The broader context of the Alien universe, with its corporate exploitation and military-industrial complexities, suggests pathways toward genuine social critique that this film declines to follow. Instead, we receive well-executed set pieces divorced from meaningful consequence. The diverse casting is presented as a simple fact of future demographics rather than as an opportunity for storytelling that might acknowledge the lived experiences of its performers. This is not failure so much as indifference, the comfortable assumption that representation exists simply by appearing on screen.
Analysis generated by our Consciousness Algorithm
Critic Reviews
“Scott’s Alien: Covenant is a mad scientist film – arguably, one of the maddest. It’s grandiose, exhilarating, vertiginously cynical and symphonically perverse.”
“This is one of Scott’s best-directed movies and one of his most entertaining overall, partly because he’s working in a genre, the science fiction spectacle, that he does better than anyone since Stanley Kubrick, but also because he seems to be approaching it almost entirely in terms of visceral impact and emotion—as symphony of fire and blood, poetry and schlock.”
“The drama flows gorgeously and, unlike in many other franchises in which entries keep getting longer every time out, this one is served up without an ounce of fat. It provides all the tension and action the mainstream audience could want, along with a good deal more.”
“Presumably, Scott is giving the audience what it wants, but purists may wonder whether simply re-watching “Alien” would have provided scarier, more genuine jolts.”
Consciousness Markers
The crew includes performers of various ethnicities and genders, with Katherine Waterston in a capable lead role. However, this diversity appears incidental rather than intentional, with minority characters receiving minimal character development before being killed off.
No evidence of LGBTQ+ themes, representation, or subtext in the film. The narrative contains no LGBTQ+ characters or relationships.
While the protagonist is female and capable, the film makes no effort to examine gender dynamics or challenge patriarchal structures. Waterston's character functions as a standard action hero rather than exploring feminist themes.
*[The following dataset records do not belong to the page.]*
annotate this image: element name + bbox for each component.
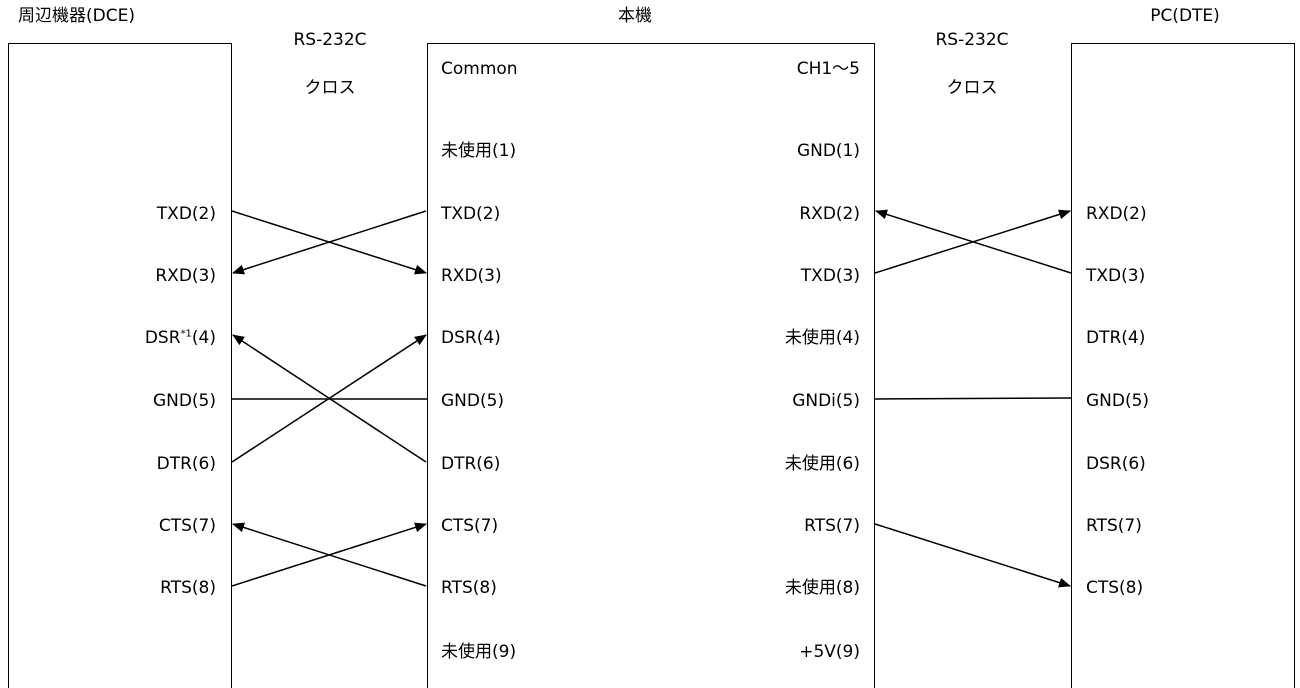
wire-dce-rts-to-main-cts <box>231 522 427 587</box>
main-right-pin-6: 未使用(6) <box>784 454 860 474</box>
main-right-pin-1: GND(1) <box>796 141 860 161</box>
main-common-header: Common <box>441 59 518 79</box>
main-channel-header: CH1～5 <box>796 59 860 79</box>
dte-pin-rxd: RXD(2) <box>1086 204 1147 224</box>
dte-device-box <box>1071 43 1295 688</box>
main-right-pin-2: RXD(2) <box>799 204 860 224</box>
dce-pin-txd: TXD(2) <box>156 204 216 224</box>
left-link-cable-label: RS-232C <box>293 30 367 50</box>
main-right-pin-9: +5V(9) <box>799 642 860 662</box>
main-left-pin-2: TXD(2) <box>441 204 501 224</box>
main-left-pin-4: DSR(4) <box>441 328 501 348</box>
wire-main-txd-to-dce-rxd <box>232 210 427 275</box>
dce-device-box <box>8 43 232 688</box>
main-right-pin-7: RTS(7) <box>804 516 860 536</box>
main-left-pin-6: DTR(6) <box>441 454 501 474</box>
main-left-pin-7: CTS(7) <box>441 516 499 536</box>
main-left-pin-8: RTS(8) <box>441 578 497 598</box>
dce-pin-dtr: DTR(6) <box>156 454 216 474</box>
dte-title: PC(DTE) <box>1150 6 1220 26</box>
dte-pin-cts: CTS(8) <box>1086 578 1144 598</box>
main-right-pin-3: TXD(3) <box>800 266 860 286</box>
main-left-pin-3: RXD(3) <box>441 266 502 286</box>
dce-pin-rxd: RXD(3) <box>155 266 216 286</box>
dte-pin-txd: TXD(3) <box>1086 266 1146 286</box>
main-right-pin-5: GNDi(5) <box>792 391 860 411</box>
main-device-box <box>427 43 875 688</box>
main-right-pin-4: 未使用(4) <box>784 328 860 348</box>
main-left-pin-5: GND(5) <box>441 391 505 411</box>
dce-title: 周辺機器(DCE) <box>18 6 135 26</box>
dce-pin-gnd: GND(5) <box>152 391 216 411</box>
right-link-cross-label: クロス <box>946 78 998 98</box>
wire-main-txd-to-dte-rxd <box>874 209 1071 274</box>
dce-pin-cts: CTS(7) <box>158 516 216 536</box>
wire-main-rts-to-dte-cts <box>874 523 1071 588</box>
right-link-cable-label: RS-232C <box>935 30 1009 50</box>
dce-pin-dsr: DSR*1(4) <box>144 328 216 348</box>
wire-gnd-right <box>874 397 1072 400</box>
main-right-pin-8: 未使用(8) <box>784 578 860 598</box>
main-left-pin-1: 未使用(1) <box>441 141 517 161</box>
dte-pin-gnd: GND(5) <box>1086 391 1150 411</box>
dte-pin-rts: RTS(7) <box>1086 516 1142 536</box>
main-title: 本機 <box>618 6 652 26</box>
left-link-cross-label: クロス <box>304 78 356 98</box>
dce-pin-rts: RTS(8) <box>160 578 216 598</box>
dte-pin-dsr: DSR(6) <box>1086 454 1146 474</box>
main-left-pin-9: 未使用(9) <box>441 642 517 662</box>
dte-pin-dtr: DTR(4) <box>1086 328 1146 348</box>
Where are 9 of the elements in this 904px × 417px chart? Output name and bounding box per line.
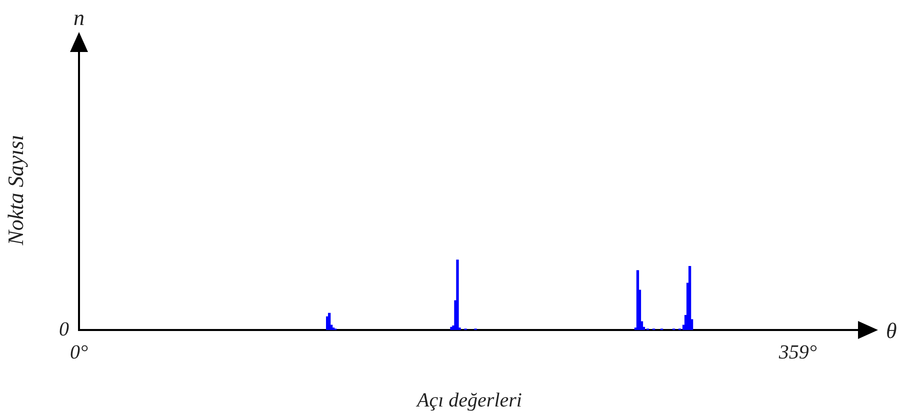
x-tick-label: 0°: [70, 341, 88, 364]
text: n: [74, 4, 84, 30]
text: θ: [886, 318, 897, 343]
text: 0: [59, 318, 69, 340]
bar: [456, 260, 459, 330]
x-tick-label: 359°: [778, 341, 817, 364]
y-axis-title: Nokta Sayısı: [2, 134, 28, 246]
bar: [688, 266, 692, 330]
x-axis-title: Açı değerleri: [415, 389, 522, 412]
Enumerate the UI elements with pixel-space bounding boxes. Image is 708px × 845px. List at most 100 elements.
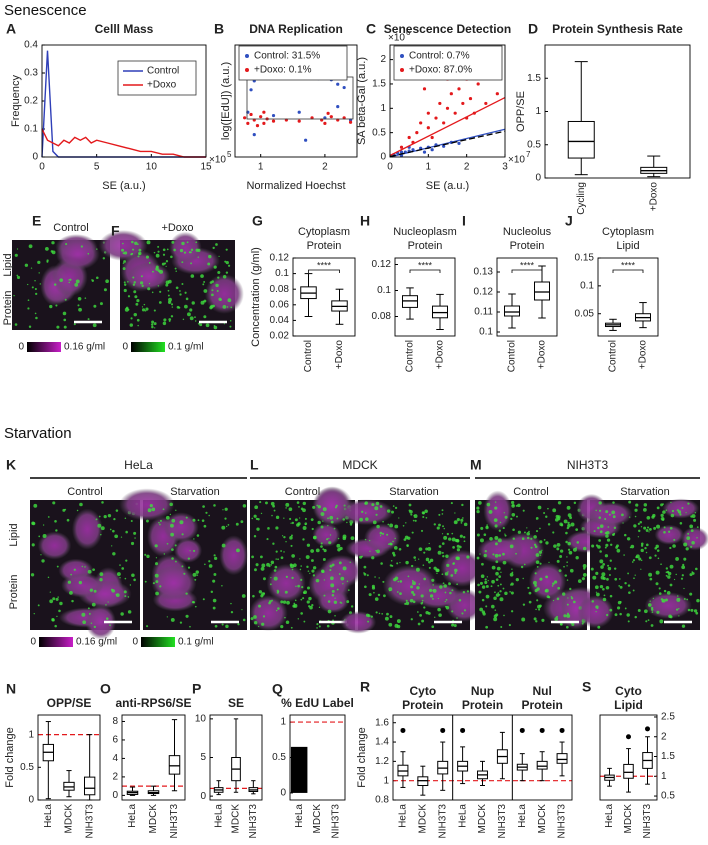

The diverse cast appears to be treated as a demographic fact of the future rather than as an opportunity for racial commentary or examination of systemic power dynamics.
No evidence of environmental or climate-related themes in the film. The plot concerns survival against biological threat, not ecological or climate consciousness.
The Alien franchise contains corporate villainy in its DNA, but Covenant largely sidelines this element in favor of theological and philosophical concerns, avoiding sustained critique of capitalism.
The film is a horror movie that uses the human body as a site of violation and destruction. There is no body positivity messaging or celebration of bodily diversity.
No representation of neurodivergent characters or engagement with neurodiversity themes.
As a science fiction film set in the future, the film does not engage with historical revisionism or reinterpretation of past events.
The film contains brief philosophical discussions between characters about faith and creation, but these remain dialogue rather than preachy lectures meant to educate the audience about social issues.